Furthermore, if the grain storage conditions are well-known, it is easier to make decisions about when to sell. Commodity prices change every day, and transportation costs fluctuate frequently, so the more information any farmer has about grain storage conditions, the better equipped they are to make profitable and beneficial choices.

For farmers who store grain for longer than a year, this kind of monitoring is absolutely critical."

As far as investing in our technology is concerned, most of our customers make buying decisions during the harvest season when they are planning to store the harvested grain. If a farmer/grain handler is storing grain for more than 3 months at a time, this kind of monitoring is important. If the storage period is 6 months, it becomes essential, and for farmers who store grain for longer than a year, it is absolutely critical.

In some situations, monitoring is critical, irrespective of the storage period. For example, if corn with a moisture content greater than 15% is to be stored.

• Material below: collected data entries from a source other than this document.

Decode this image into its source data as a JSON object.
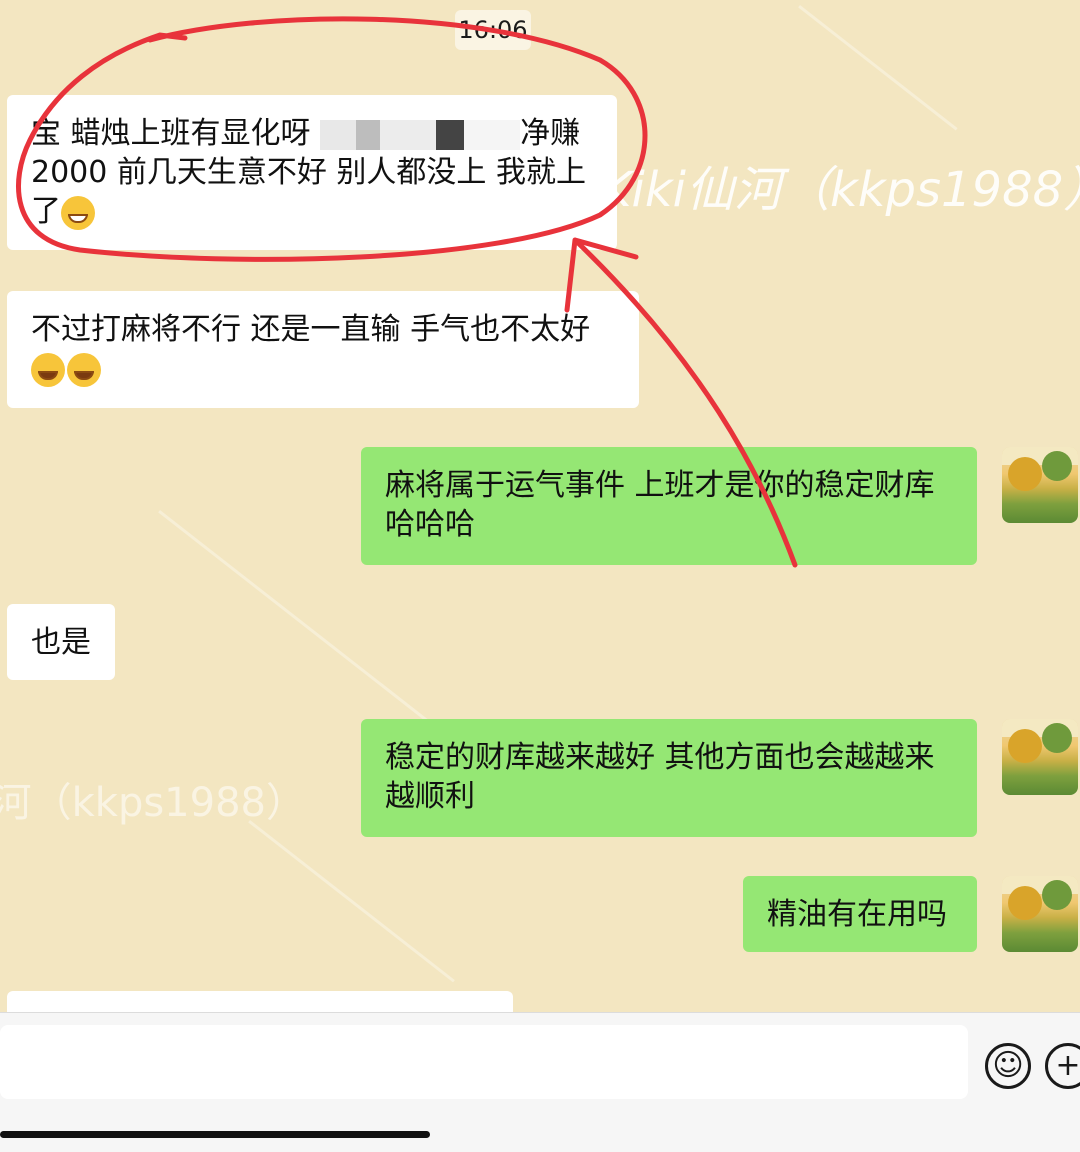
{
  "chat": {
    "timestamp": "16:06",
    "watermark_text": "Kiki仙河（kkps1988）",
    "messages": [
      {
        "side": "left",
        "text": "宝 蜡烛上班有显化呀",
        "text_after_redaction": "净赚",
        "line2": "2000 前几天生意不好 别人都没上 我就上",
        "line3": "了",
        "emoji": "grin"
      },
      {
        "side": "left",
        "text": "不过打麻将不行  还是一直输 手气也不太好",
        "emoji": "cry"
      },
      {
        "side": "right",
        "text": "麻将属于运气事件 上班才是你的稳定财库",
        "line2": "哈哈哈"
      },
      {
        "side": "left",
        "text": "也是"
      },
      {
        "side": "right",
        "text": "稳定的财库越来越好 其他方面也会越越来",
        "line2": "越顺利"
      },
      {
        "side": "right",
        "text": "精油有在用吗"
      }
    ]
  },
  "input_bar": {
    "emoji_button": "☺",
    "plus_button": "+"
  },
  "colors": {
    "chat_bg": "#f3e6c1",
    "left_bubble": "#ffffff",
    "right_bubble": "#95e774",
    "annotation": "#e8333b"
  }
}
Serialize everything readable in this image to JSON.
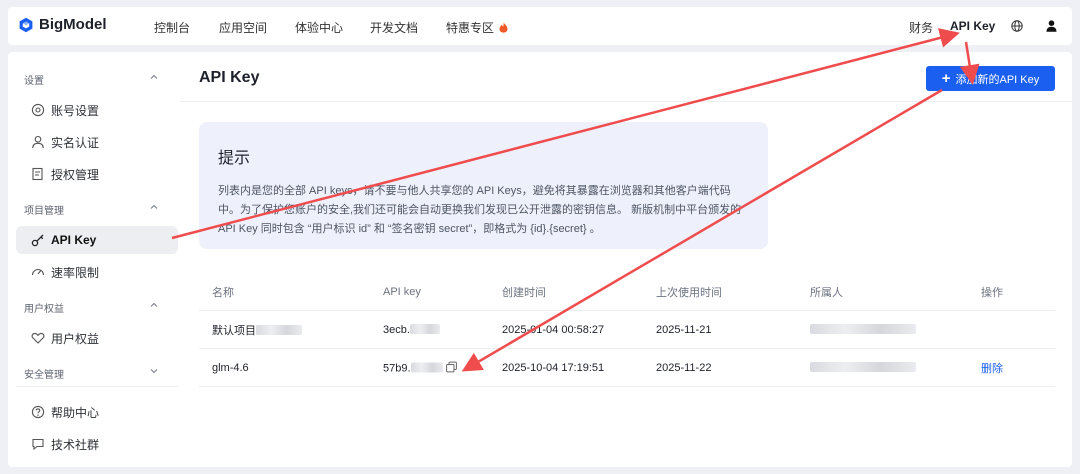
{
  "brand": {
    "name": "BigModel",
    "color": "#1a5ff0"
  },
  "topnav": {
    "items": [
      "控制台",
      "应用空间",
      "体验中心",
      "开发文档",
      "特惠专区"
    ],
    "right": {
      "finance": "财务",
      "api_key": "API Key"
    },
    "icons": [
      "fire-icon",
      "globe-icon",
      "user-icon"
    ]
  },
  "sidebar": {
    "sections": [
      {
        "title": "设置",
        "items": [
          {
            "label": "账号设置",
            "icon": "gear-icon"
          },
          {
            "label": "实名认证",
            "icon": "person-icon"
          },
          {
            "label": "授权管理",
            "icon": "document-icon"
          }
        ]
      },
      {
        "title": "项目管理",
        "items": [
          {
            "label": "API Key",
            "icon": "key-icon",
            "active": true
          },
          {
            "label": "速率限制",
            "icon": "gauge-icon"
          }
        ]
      },
      {
        "title": "用户权益",
        "items": [
          {
            "label": "用户权益",
            "icon": "heart-icon"
          }
        ]
      },
      {
        "title": "安全管理",
        "items": []
      }
    ],
    "bottom": [
      {
        "label": "帮助中心",
        "icon": "help-icon"
      },
      {
        "label": "技术社群",
        "icon": "chat-icon"
      }
    ]
  },
  "main": {
    "title": "API Key",
    "add_button": "添加新的API Key",
    "tip": {
      "title": "提示",
      "body": "列表内是您的全部 API keys，请不要与他人共享您的 API Keys，避免将其暴露在浏览器和其他客户端代码中。为了保护您账户的安全,我们还可能会自动更换我们发现已公开泄露的密钥信息。 新版机制中平台颁发的 API Key 同时包含 “用户标识 id” 和 “签名密钥 secret”，即格式为 {id}.{secret} 。"
    },
    "table": {
      "columns": [
        "名称",
        "API key",
        "创建时间",
        "上次使用时间",
        "所属人",
        "操作"
      ],
      "rows": [
        {
          "name": "默认项目",
          "key": "3ecb.",
          "created": "2025-01-04 00:58:27",
          "last_used": "2025-11-21",
          "owner": "",
          "action": ""
        },
        {
          "name": "glm-4.6",
          "key": "57b9.",
          "created": "2025-10-04 17:19:51",
          "last_used": "2025-11-22",
          "owner": "",
          "action": "删除"
        }
      ]
    }
  },
  "annotation_color": "#ef4d4d"
}
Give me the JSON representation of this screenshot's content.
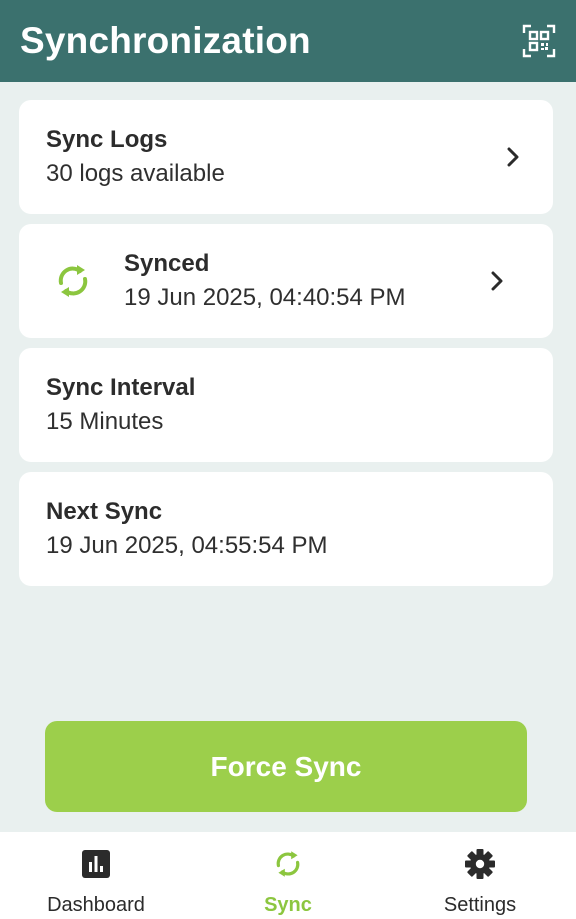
{
  "app_bar": {
    "title": "Synchronization",
    "action_icon": "qr-code-scan-icon",
    "background": "#3b716e"
  },
  "cards": {
    "sync_logs": {
      "title": "Sync Logs",
      "subtitle": "30 logs available"
    },
    "status": {
      "title": "Synced",
      "subtitle": "19 Jun 2025, 04:40:54 PM",
      "icon": "sync-icon"
    },
    "interval": {
      "title": "Sync Interval",
      "subtitle": "15 Minutes"
    },
    "next_sync": {
      "title": "Next Sync",
      "subtitle": "19 Jun 2025, 04:55:54 PM"
    }
  },
  "force_sync": {
    "label": "Force Sync",
    "color": "#9ccf4b"
  },
  "bottom_nav": {
    "items": [
      {
        "label": "Dashboard",
        "icon": "bar-chart-icon",
        "active": false
      },
      {
        "label": "Sync",
        "icon": "sync-icon",
        "active": true
      },
      {
        "label": "Settings",
        "icon": "gear-icon",
        "active": false
      }
    ],
    "active_color": "#8cc63f"
  }
}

There is some degree of awareness in the market about the importance of grain storage monitoring. That is why farmers often open the bins and visually inspect the grain and even sniff it. Over the years, they have become quite good at sniffing out the problems, but there are many grain bin safety issues that come into play and advanced grain monitoring technology like TeleSense gives farmers a safer, more precise and automated way to ensure grain quality. Previously, it was simply not affordable for many farmers and grain handlers so the return on investment for traditional solutions did not justify the high costs. But now, TeleSense has solved that problem by delivering incredibly affordable and easy-to-use grain monitoring solutions that take the guesswork out of grain storage.”

A TeleSense SensorSpear in a grain bag. - Photo: TeleSense
A TeleSense SensorSpear in a grain bag. - Photo: TeleSense

Who owns the data? And is the data used to improve grain storage overall?

“Farmers own the data; TeleSense analyses it to deliver valuable insights. Yes, the data is used to improve the overall grain storage quality. We analyse the data from hundreds of locations and constantly fine-tune our algorithms based on the predicted versus the actual grain conditions. The data we collect is anonymised, averaged, and used to improve our understanding of what factors drive grain quality and how to manage them. As our algorithms evolve and our datasets expand exponentially, we can provide our customers with more precise suggestions and help them answer key storage-related questions like when to turn their fans on/off, how to reduce fan energy consumption, and in what order to sell their bins.

In the future, we want to enable our customers to not just respond to spoilage, but to be able to predict and prevent it.”